Yirmi yıl önce, veganlık doğal olarak sağlıklı bir diyetti çünkü vegan peynir, et, tatlı ve tereyağı yerine geçen ürünler yoktu; çoğunlukla fasulye ve pilavdan ibaretti. Bugün ise talebin, damak zevkinin ve teknolojinin ilerlemesiyle marketlerde kolaylıkla paketli vegan ürünler bulunabiliyor. Paketli bu ürünlerin, vegan olmayanlar gibi, sık tüketiminin sağlık için yararlı olduğunu savunmuyorum.
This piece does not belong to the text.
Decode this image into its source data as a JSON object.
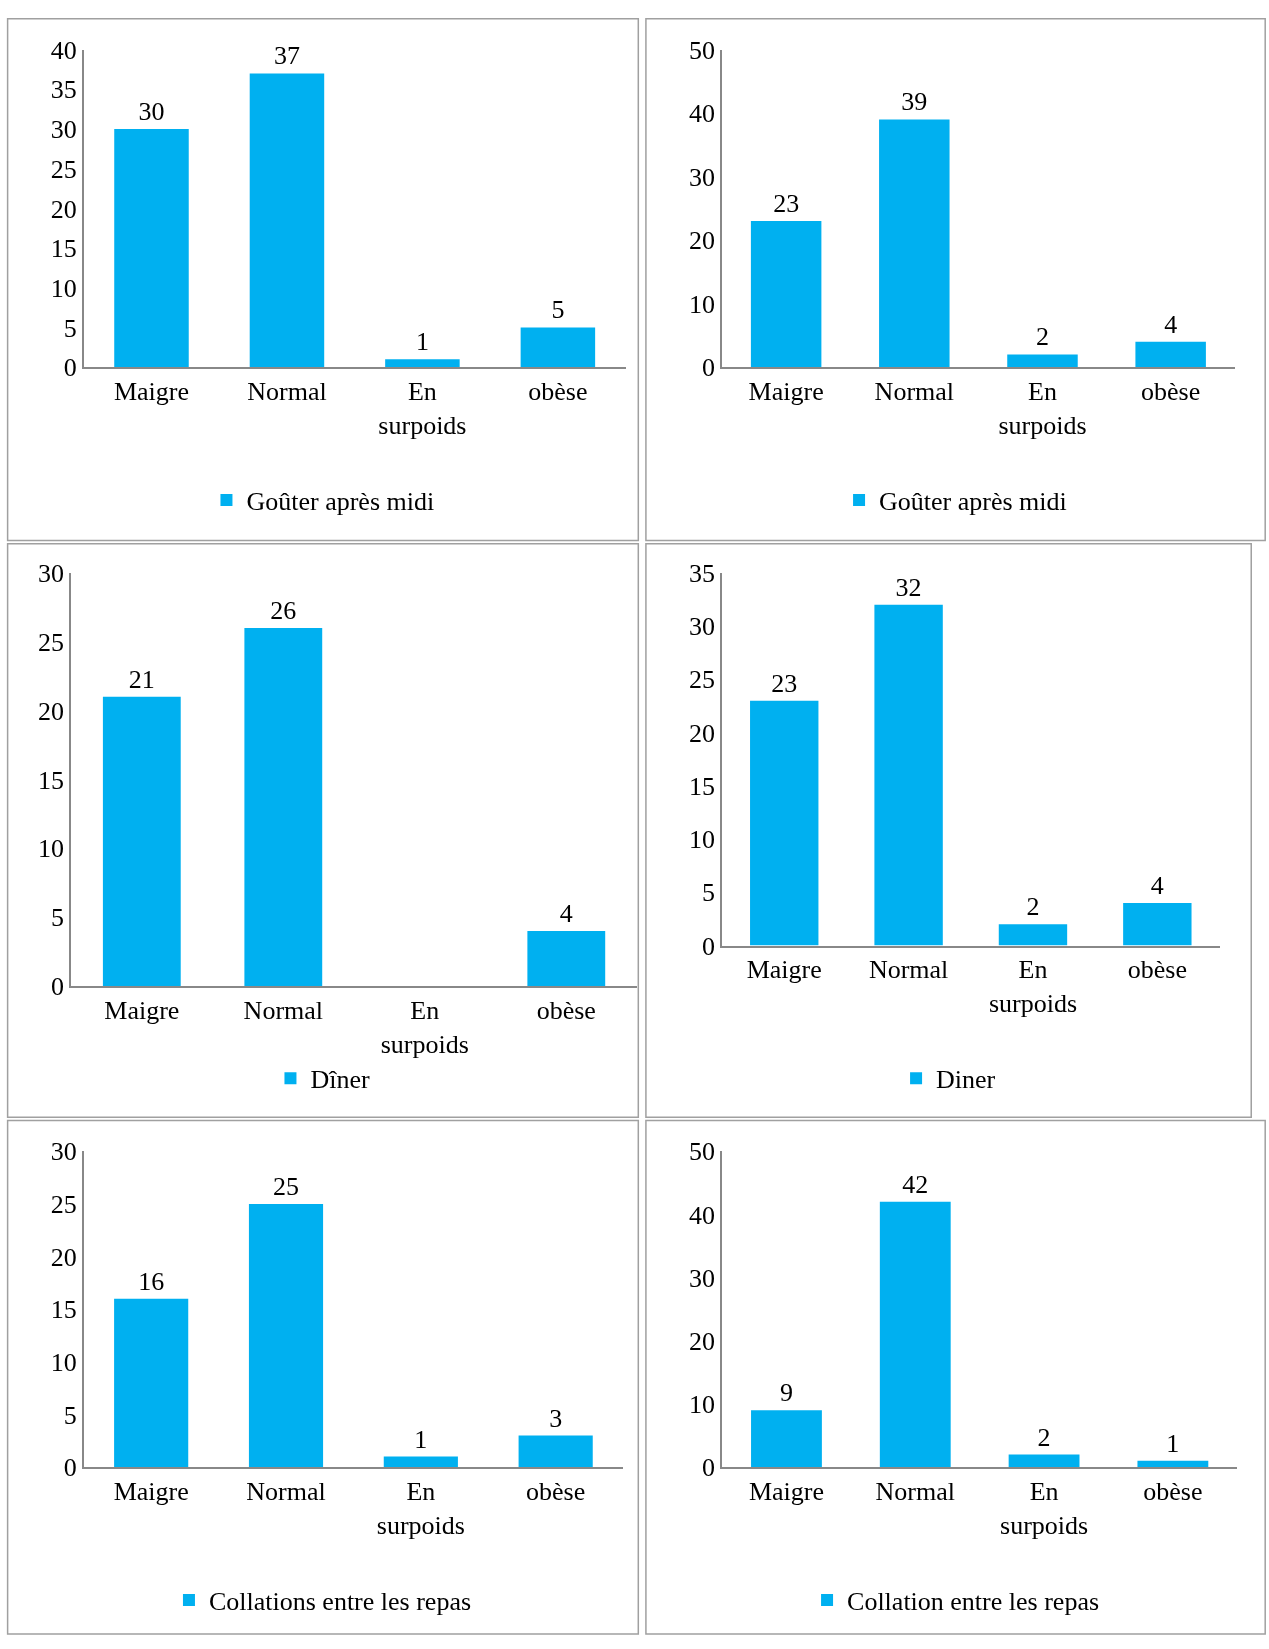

Vegan da olsa, çoğunlukla işlenmiş gıdalardan oluşan bir diyetin, etobur beslenme tarzı kadar zararlı olması mümkün. Tohum yağları, lektinler gibi konularda etrafta dolaşan çok fazla yanlış bilgi var. İster etobur, ister vegan, ister pescataryen ol, tabağının çoğunluğunun işlenmemiş, organik gıdalardan oluşması önemli. Yine sebze, meyve, kuruyemiş, tohum ve tahılın önemine geldi konu.



"

Et, süt ve yumurtaya vegan ikameler olmasına bayılıyorum.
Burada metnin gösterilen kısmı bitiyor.